5 minute read

FINDING HER PLACE

Honing In What does it mean to find your place?

By Lorelai Finoch

Advertisement

Central Focus Editor-in-Chief

As we reach the second quarter of the year, the majority of college applications have started rolling out, and with them arises my entirely contradictory but ever-constant fear of planning for the future. The idea of moving on from here, from this monotonous day-to-day has always been an appealing daydream, one that’s pushed me to look past the immediate future and consider the many places I want to go. However, in reality, this examination of how my life could be has always been so unattainable. So colossal. So, simply put, scary.

To combat this, making fairly well-structured plans has been the key to my typically elusive motivation for years, as the fear of imminent deadlines and immovable appointments is all that really keeps me going when I’m running strictly on fumes, as I know is largely the case for many of my peers (a problem that none of us outwardly address, that only grows more outrageous). But laying the foundation for the next four years of my life has been stressful, to say the least, and if I may go a step further, absolutely migraine-inducing.

There have been few times in my life where I was sure of who I was and what I wanted. This isn’t a surprise, by any means. I’m a teenager. A child. I don’t know what I’m going to be doing a month from now, let alone five years, so how could I really understand where I’m going? How could any of us, who’ve barely seen the outside of our hometowns? But even when I think I have an idea, the slightest inkling, of whatever it is that I might be looking towards, there’s always been something missing.

That something has varied from activity to activity, but it all sums up to one thing: it’s all right that I don’t particularly excel in these areas, but I’m not motivated to try to be better, either. Because of this, I always felt out of place, like the people around me were always a step ahead. Like I wasn’t as good as I should’ve been.

Then, at the beginning of my junior year, coming off of over a year of social distancing and virtual learning, I found myself a staff reporter in room 139. I was terrified. I didn’t know what I was going to do, how I was going to do it. I was lost and there was no foreseeable way for me to manage it. Then I got my first assignment. I wrote my interview questions, my rough draft, I got my first edits, and then it was finished.

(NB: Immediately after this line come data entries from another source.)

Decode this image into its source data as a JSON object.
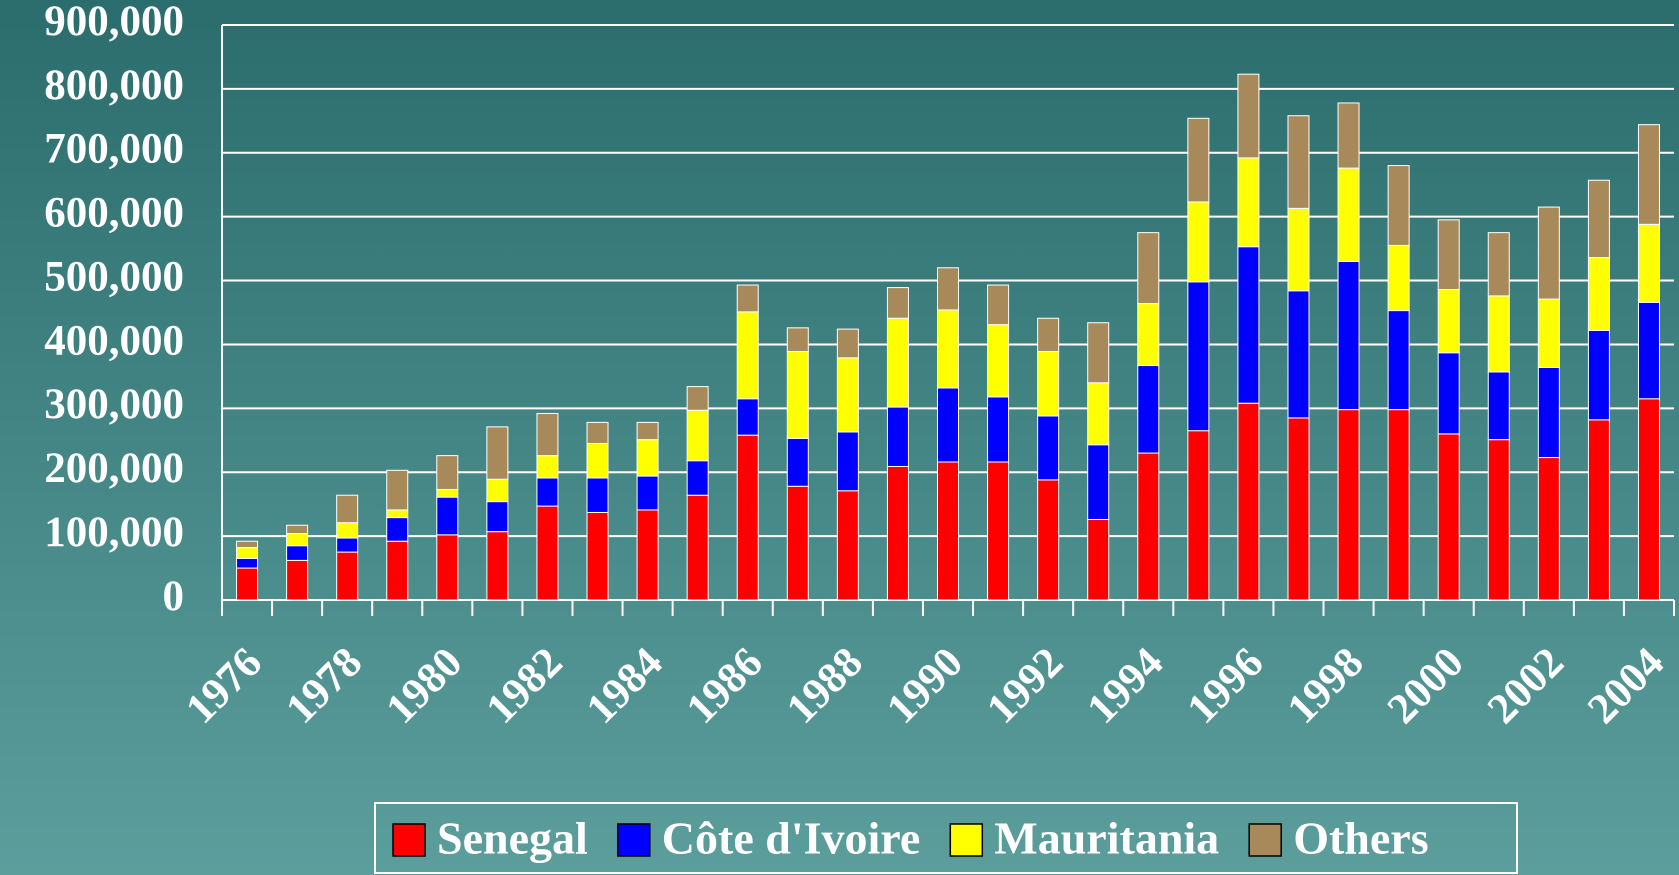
{
  "chart_data": {
    "type": "stacked_bar",
    "categories": [
      "1976",
      null,
      "1978",
      null,
      "1980",
      null,
      "1982",
      null,
      "1984",
      null,
      "1986",
      null,
      "1988",
      null,
      "1990",
      null,
      "1992",
      null,
      "1994",
      null,
      "1996",
      null,
      "1998",
      null,
      "2000",
      null,
      "2002",
      null,
      "2004"
    ],
    "series": [
      {
        "name": "Senegal",
        "color": "#ff0000",
        "values": [
          50000,
          62000,
          75000,
          92000,
          102000,
          107000,
          147000,
          137000,
          141000,
          164000,
          258000,
          178000,
          171000,
          209000,
          216000,
          216000,
          188000,
          126000,
          230000,
          265000,
          308000,
          285000,
          298000,
          298000,
          260000,
          251000,
          223000,
          282000,
          315000
        ]
      },
      {
        "name": "Côte d'Ivoire",
        "color": "#0000ff",
        "values": [
          15000,
          23000,
          22000,
          37000,
          59000,
          47000,
          44000,
          54000,
          53000,
          54000,
          57000,
          75000,
          92000,
          93000,
          116000,
          102000,
          100000,
          117000,
          137000,
          233000,
          245000,
          199000,
          232000,
          155000,
          127000,
          106000,
          141000,
          140000,
          151000
        ]
      },
      {
        "name": "Mauritania",
        "color": "#ffff00",
        "values": [
          17000,
          19000,
          24000,
          12000,
          12000,
          35000,
          35000,
          54000,
          57000,
          79000,
          136000,
          136000,
          116000,
          139000,
          122000,
          113000,
          101000,
          97000,
          97000,
          125000,
          139000,
          129000,
          146000,
          102000,
          99000,
          119000,
          107000,
          114000,
          122000
        ]
      },
      {
        "name": "Others",
        "color": "#a88a5a",
        "values": [
          10000,
          13000,
          43000,
          62000,
          53000,
          82000,
          66000,
          33000,
          27000,
          37000,
          42000,
          37000,
          45000,
          48000,
          66000,
          62000,
          52000,
          94000,
          111000,
          131000,
          131000,
          145000,
          102000,
          125000,
          109000,
          99000,
          144000,
          121000,
          156000
        ]
      }
    ],
    "ylim": [
      0,
      900000
    ],
    "yticks": [
      0,
      {
        "value": 100000,
        "label": "100,000"
      },
      {
        "value": 200000,
        "label": "200,000"
      },
      {
        "value": 300000,
        "label": "300,000"
      },
      {
        "value": 400000,
        "label": "400,000"
      },
      {
        "value": 500000,
        "label": "500,000"
      },
      {
        "value": 600000,
        "label": "600,000"
      },
      {
        "value": 700000,
        "label": "700,000"
      },
      {
        "value": 800000,
        "label": "800,000"
      },
      {
        "value": 900000,
        "label": "900,000"
      }
    ],
    "grid": true,
    "legend": "bottom"
  }
}
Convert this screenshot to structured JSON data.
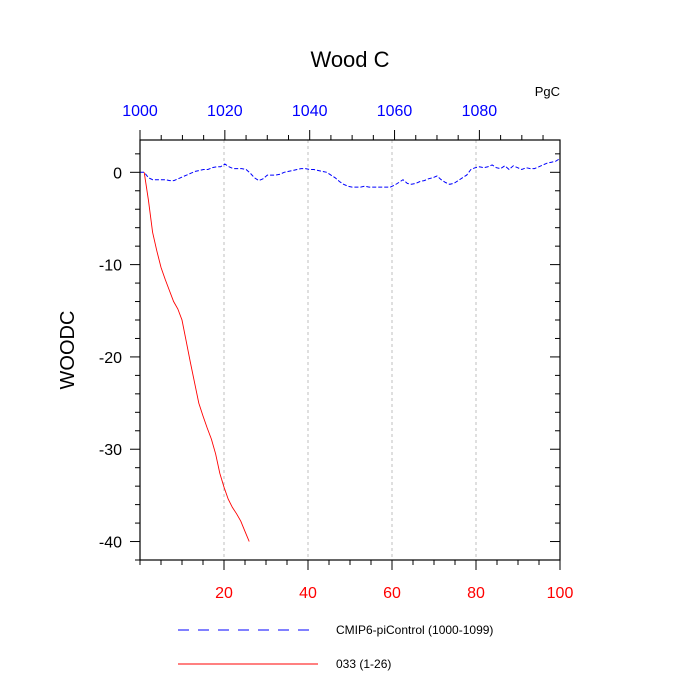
{
  "chart_data": {
    "type": "line",
    "title": "Wood C",
    "units": "PgC",
    "ylabel": "WOODC",
    "xlabel": "",
    "ylim": [
      -42,
      3.5
    ],
    "grid": "vertical dashed at major bottom ticks",
    "bottom_axis": {
      "range": [
        0,
        100
      ],
      "ticks": [
        20,
        40,
        60,
        80,
        100
      ],
      "tick_labels": [
        "20",
        "40",
        "60",
        "80",
        "100"
      ],
      "color": "#ff0000"
    },
    "top_axis": {
      "range": [
        1000,
        1099
      ],
      "ticks": [
        1000,
        1020,
        1040,
        1060,
        1080
      ],
      "tick_labels": [
        "1000",
        "1020",
        "1040",
        "1060",
        "1080"
      ],
      "color": "#0000ff"
    },
    "left_axis": {
      "ticks": [
        0,
        -10,
        -20,
        -30,
        -40
      ],
      "tick_labels": [
        "0",
        "-10",
        "-20",
        "-30",
        "-40"
      ]
    },
    "series": [
      {
        "name": "CMIP6-piControl (1000-1099)",
        "color": "#0000ff",
        "dash": "dashed",
        "axis": "top",
        "x": [
          1000,
          1001,
          1002,
          1003,
          1004,
          1005,
          1006,
          1007,
          1008,
          1009,
          1010,
          1011,
          1012,
          1013,
          1014,
          1015,
          1016,
          1017,
          1018,
          1019,
          1020,
          1021,
          1022,
          1023,
          1024,
          1025,
          1026,
          1027,
          1028,
          1029,
          1030,
          1031,
          1032,
          1033,
          1034,
          1035,
          1036,
          1037,
          1038,
          1039,
          1040,
          1041,
          1042,
          1043,
          1044,
          1045,
          1046,
          1047,
          1048,
          1049,
          1050,
          1051,
          1052,
          1053,
          1054,
          1055,
          1056,
          1057,
          1058,
          1059,
          1060,
          1061,
          1062,
          1063,
          1064,
          1065,
          1066,
          1067,
          1068,
          1069,
          1070,
          1071,
          1072,
          1073,
          1074,
          1075,
          1076,
          1077,
          1078,
          1079,
          1080,
          1081,
          1082,
          1083,
          1084,
          1085,
          1086,
          1087,
          1088,
          1089,
          1090,
          1091,
          1092,
          1093,
          1094,
          1095,
          1096,
          1097,
          1098,
          1099
        ],
        "y": [
          0,
          0,
          -0.6,
          -0.8,
          -0.8,
          -0.8,
          -0.8,
          -0.9,
          -0.9,
          -0.7,
          -0.5,
          -0.3,
          -0.1,
          0.1,
          0.2,
          0.3,
          0.3,
          0.5,
          0.6,
          0.6,
          0.9,
          0.6,
          0.4,
          0.4,
          0.4,
          0.3,
          -0.1,
          -0.6,
          -0.9,
          -0.7,
          -0.3,
          -0.3,
          -0.3,
          -0.2,
          0,
          0.1,
          0.2,
          0.3,
          0.4,
          0.4,
          0.3,
          0.3,
          0.2,
          0.1,
          0,
          -0.3,
          -0.6,
          -1,
          -1.3,
          -1.5,
          -1.6,
          -1.6,
          -1.6,
          -1.5,
          -1.6,
          -1.6,
          -1.6,
          -1.6,
          -1.6,
          -1.6,
          -1.4,
          -1.1,
          -0.8,
          -1.2,
          -1.3,
          -1.2,
          -1,
          -0.9,
          -0.7,
          -0.6,
          -0.4,
          -0.8,
          -1.1,
          -1.3,
          -1.2,
          -0.9,
          -0.6,
          -0.3,
          0.3,
          0.5,
          0.6,
          0.5,
          0.6,
          0.8,
          0.5,
          0.4,
          0.7,
          0.3,
          0.7,
          0.5,
          0.3,
          0.5,
          0.4,
          0.4,
          0.6,
          0.8,
          1,
          1.1,
          1.2,
          1.5
        ]
      },
      {
        "name": "033 (1-26)",
        "color": "#ff0000",
        "dash": "solid",
        "axis": "bottom",
        "x": [
          1,
          2,
          3,
          4,
          5,
          6,
          7,
          8,
          9,
          10,
          11,
          12,
          13,
          14,
          15,
          16,
          17,
          18,
          19,
          20,
          21,
          22,
          23,
          24,
          25,
          26
        ],
        "y": [
          0,
          -3,
          -6.5,
          -8.5,
          -10.3,
          -11.6,
          -12.8,
          -14,
          -14.8,
          -16,
          -18.3,
          -20.6,
          -22.8,
          -25,
          -26.4,
          -27.7,
          -28.9,
          -30.5,
          -32.6,
          -34.1,
          -35.4,
          -36.3,
          -37,
          -37.8,
          -38.9,
          -40
        ]
      }
    ],
    "legend": {
      "placement": "bottom",
      "entries": [
        {
          "label": "CMIP6-piControl (1000-1099)",
          "color": "#0000ff",
          "dash": "dashed"
        },
        {
          "label": "033 (1-26)",
          "color": "#ff0000",
          "dash": "solid"
        }
      ]
    }
  }
}
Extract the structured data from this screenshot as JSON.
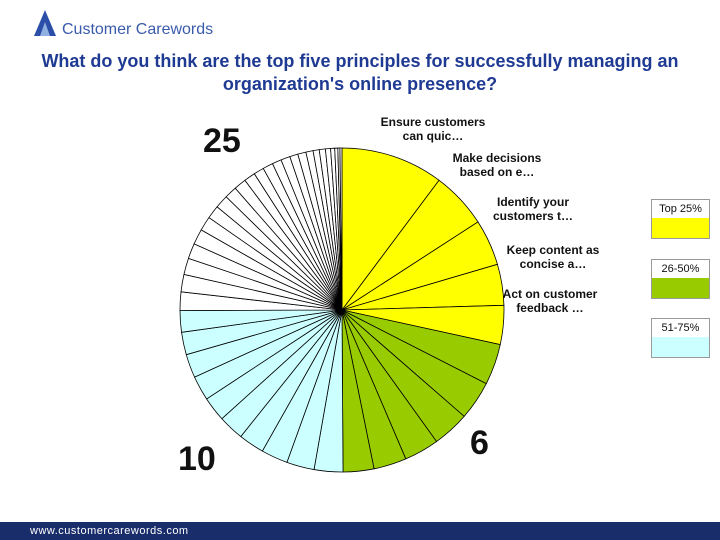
{
  "header": {
    "logo_text": "Customer Carewords"
  },
  "footer": {
    "url": "www.customercarewords.com"
  },
  "chart_data": {
    "type": "pie",
    "title": "What do you think are the top five principles for successfully managing an organization's online presence?",
    "categories": [
      "Ensure customers can quic…",
      "Make decisions based on e…",
      "Identify your customers t…",
      "Keep content as concise a…",
      "Act on customer feedback …",
      null,
      null,
      null,
      null,
      null,
      null,
      null,
      null,
      null,
      null,
      null,
      null,
      null,
      null,
      null,
      null,
      null,
      null,
      null,
      null,
      null,
      null,
      null,
      null,
      null,
      null,
      null,
      null,
      null,
      null,
      null,
      null,
      null,
      null,
      null,
      null,
      null,
      null,
      null,
      null,
      null
    ],
    "values": [
      10,
      5.5,
      4.5,
      4,
      3.8,
      4,
      3.8,
      3.6,
      3.4,
      3.2,
      3,
      2.8,
      2.7,
      2.6,
      2.5,
      2.5,
      2.4,
      2.4,
      2.3,
      2.2,
      2.1,
      1.8,
      1.7,
      1.6,
      1.5,
      1.5,
      1.4,
      1.3,
      1.3,
      1.2,
      1.2,
      1.1,
      1.0,
      1.0,
      0.9,
      0.9,
      0.8,
      0.8,
      0.7,
      0.6,
      0.6,
      0.5,
      0.4,
      0.3,
      0.2,
      0.2
    ],
    "colors": [
      "#ffff00",
      "#ffff00",
      "#ffff00",
      "#ffff00",
      "#ffff00",
      "#99cc00",
      "#99cc00",
      "#99cc00",
      "#99cc00",
      "#99cc00",
      "#99cc00",
      "#ccffff",
      "#ccffff",
      "#ccffff",
      "#ccffff",
      "#ccffff",
      "#ccffff",
      "#ccffff",
      "#ccffff",
      "#ccffff",
      "#ccffff",
      "#ffffff",
      "#ffffff",
      "#ffffff",
      "#ffffff",
      "#ffffff",
      "#ffffff",
      "#ffffff",
      "#ffffff",
      "#ffffff",
      "#ffffff",
      "#ffffff",
      "#ffffff",
      "#ffffff",
      "#ffffff",
      "#ffffff",
      "#ffffff",
      "#ffffff",
      "#ffffff",
      "#ffffff",
      "#ffffff",
      "#ffffff",
      "#ffffff",
      "#ffffff",
      "#ffffff",
      "#ffffff"
    ],
    "annotations": [
      "25",
      "10",
      "6"
    ],
    "legend": [
      {
        "label": "Top 25%",
        "color": "#ffff00"
      },
      {
        "label": "26-50%",
        "color": "#99cc00"
      },
      {
        "label": "51-75%",
        "color": "#ccffff"
      }
    ]
  }
}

I had spent the previous year working with a virtual staff made up of students from Howell, North, and Central, but none of it was ever published. Nobody knew where it was supposed to go. But now, I

Illustration by Emily Sirtak

was working with a group that, while thrown off by the pandemic, knew what they were doing and what they were working towards. This meant that I finally had something tangible to work toward. Something that would display my work. Something that finally let me share my writing with whatever fraction of an audience it would find.

That something gave me a renewed sense of motivation. My work wasn’t just going to gather dust in my Google Drive. It was going to be seen and enjoyed and criticized. It was going to be given the choice of being ignored, instead of being swept aside because there wasn’t anywhere for it to go.

That’s around where I would date the start of it: my enjoyment, my investment, my desire to improve. It wasn’t something I’d seen in a while, but when that feeling came back, when I realized it was this work that had given it to me, the trap was set and there was no pulling myself out of it. This is what I would do. No matter how unimportant it may seem, how unimpressive or unremarkable, this idea of writing, of communicating and informing, it was exactly what I had been looking for.

The paper gave me that need to improve that I had always seen in others around me: my friends in choir, my peers on sports teams, my teachers in their jobs. I finally knew where I wanted to try.

I wasn’t amazing, by any means. Looking back now, I find myself cringing at mistakes that don’t even occur to me, at this point. My skills were rough around the edges and they needed refining, but I was eager to do it. To sand them down and color them over with stain.

Then the end of the school year loomed closer and closer. Almost all of our editors were seniors, and I was determined to put myself out there…until I actually had to put myself out there.

I was absolutely terrified. Who was I? Who was I to reach for an editor’s position after only my first year on a real staff? Who was I, who had been nothing more than an ordinarily performing student?

These questions appeared often, even in the midst of writing my editor application. Even when I was getting ready to send it to our adviser. Even when it had already been submitted.

I knew the answer, I think, to the questions I’d asked myself over and over again, it just took me a while to realize it. I was myself. I was the person that had spent so long spending time in a feeling of apathy, knowing I wouldn’t be great and choosing not to try to at least be better. I was the person that was hit in the face with the realization of what it was to try, the person who asked themself why they didn’t do so in the first place. Damn the challenges and hardships.

For so long, I thought that to truly enjoy something, you had to excel. But to be good is one thing. To try is completely another, and just as completely fulfilling.